Google appears to be working on allowing pseudonyms and pen names on Google+ that can be verified and would likely roll out this support at the same time as business names, according to a Google source in contact with a Dutch developer involved in the "nymwars."
In his Google+ post, Stephen R. van den Berg summarized the source, whom he is certain is a Google employee, as follows:
"One of the reasons it has not been rolled out yet is that there is a difference in rights between rights to carry a business name, or to carry a private name...This support was not ready yet, hence the (temporary) restriction to use personal names only, and no nyms. Quite recently support for verified accounts was added, so part of the solution is visible already."
Stephen commented that Google will likely only support pseudonyms "where it is possible to discover the real name behind it."
Google's current policy requires all Google+ members to use their real names or face suspension from its social network. LGBT and domestic violence groups have been pressuring Google to change its policy, arguing that members of their communities have legitimate reasons for using pseudonyms.
Last week, Google amended its policy to give people with alleged pseudonyms four days to comply [see our story ], but the change has not resolved the issue.

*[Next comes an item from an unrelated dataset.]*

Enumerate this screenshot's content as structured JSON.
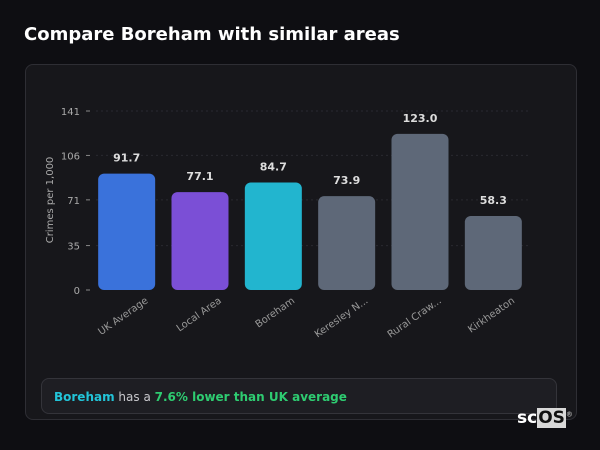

LAUNCH asked Google to confirm that pseudonyms will eventually be allowed and received this non-answer from a spokesperson: "Google Profiles are designed to be public pages on the web, which are used to help connect and find real people in the real world. By providing your common name, you will be assisting all people you know - friends, family members, classmates, co-workers, and other acquaintances - in finding and creating a connection with the right person online."
Stephen's source indicates that CEO Larry Page is aware of the issue but may not be "properly informed" while Sergey Brin is noticeably absent from an internal debate in which many Googlers support the case for pseudonyms.
Senior VP of Engineering Vic Gundotra allegedly sees himself as the "visionary of G+ policies" in Stephen's paraphrasing and dismisses those who disagree with him as not getting it. And VP of Product Bradley Horowitz is reportedly not happy that he is tasked with making public announcements to find out later that his response was not 100% true.
The source also reported that some employees have left the company because of the issue, and that pseudonyms are a recurring topic at Friday meetings -- sometimes taking over the agenda. Even employees who do not believe Google+ should allow pseudonyms reportedly think the company is handling the debate poorly.
In response to Stephen's post, an anonymous person reporting to have "close ties to a handful" of Google employees told Stephen (who published the text here) that engineers have been fighting the internal battle far longer than the month-long public war over names.
The anonymous person also writes, "It seems that the G+ team is currently overwhelmed with technical issues of the current system -- that, combined with Vic's attitude, means that nymwars is not going to be addressed anytime soon. If engineers can scrape together 20% time to implement possible solutions and manage to convince decision-makers to let them roll out changes, we might see something."